I hear them in quick succession, Toni’s and Margo’s yelps. Christopher and I scramble up to the high ground the douche canoes had and peer over the ledge. “Shit,” Christopher mutters.

Toni and Margo are splattered in paint, walking gingerly away from their boulder toward the sideline.

By some kind of silent agreement, the two of us stay in our spot for the moment, Christopher focused on the direction we came from for our ambush, me scanning the outlook for signs of the two remaining assholes.

Our brief surveillance screeches to a halt when we hear Bea’s scream. I move without thinking, pure reaction, leaping over the ledge of our hiding spot and landing with a bone-rattling thud before I sprint toward the woods.

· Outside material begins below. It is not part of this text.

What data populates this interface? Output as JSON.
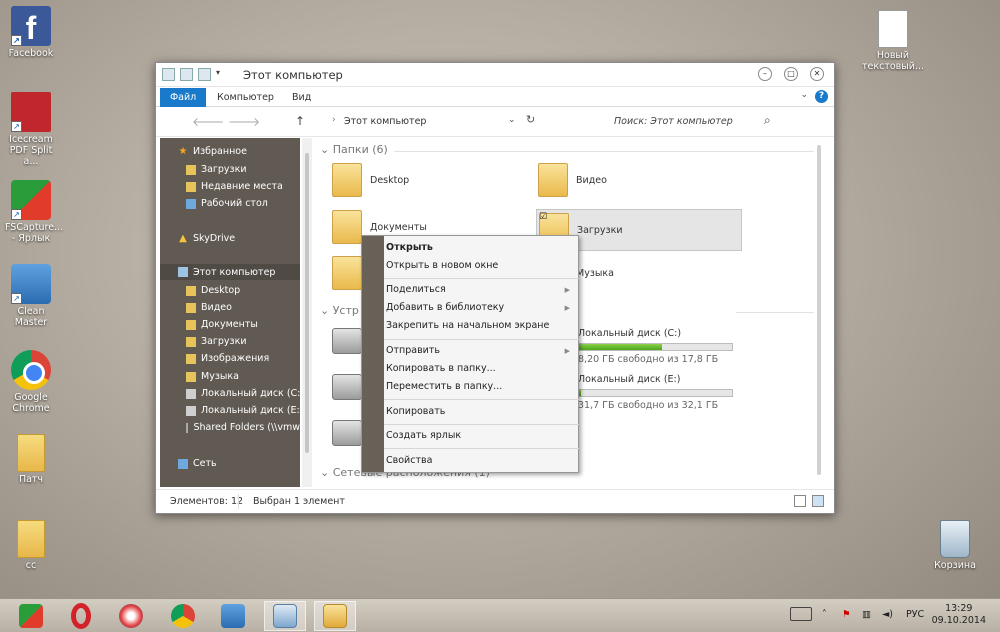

I hear another set of footsteps close at my back and glance over my shoulder, relieved to see what I already knew—Christopher’s right behind me.

“What the fuck?” I hear Bea yell.

“Beatrice.” Jamie’s voice is calm, infused with patience.

Right before I run into the clearing, Christopher grabs me by the waist and pulls me flat against him behind a tree. I’m about to tell him off for stopping me, when his hand slaps over my mouth. The last two guys from the team stand ahead, right where I was about to run, two feet away from Jamie and Bea, who are stationed on either side of the catapult.

I drag Christopher’s hand off my mouth, but he only wrenches me tighter against him, his chest rising and falling quickly, his breath hot against my ear.

A shiver runs through me again. And this time it’s got nothing to do with being cold.

I feel every inch of him that’s touching me. The hard muscles of his thighs pressed against the backs of my legs, his groin wedged into my butt, the obvious thickness that’s . . . oh God, I can’t think about what I feel or this instinct to press back and rub myself on him. His heavy arms pin me close, his chest a broad, firm landing place that I let my head fall back on as I drag in a breath, needing oxygen, needing something to make my body behave itself.

My sister’s voice is a good distraction, redirecting my attention as she steps into my line of sight, hands on her hips, glaring up at the bros in black. “You fucking assholes.”

“Easy, sweetie,” the ringleader says. “It’s just a little fun.”

“A little fun?” she shrieks. “Listen, dickhead, I don’t pretend to be a big rule follower, but when it comes to safety, rules matter. You slingshotted a fucking paintball point-blank into his face.”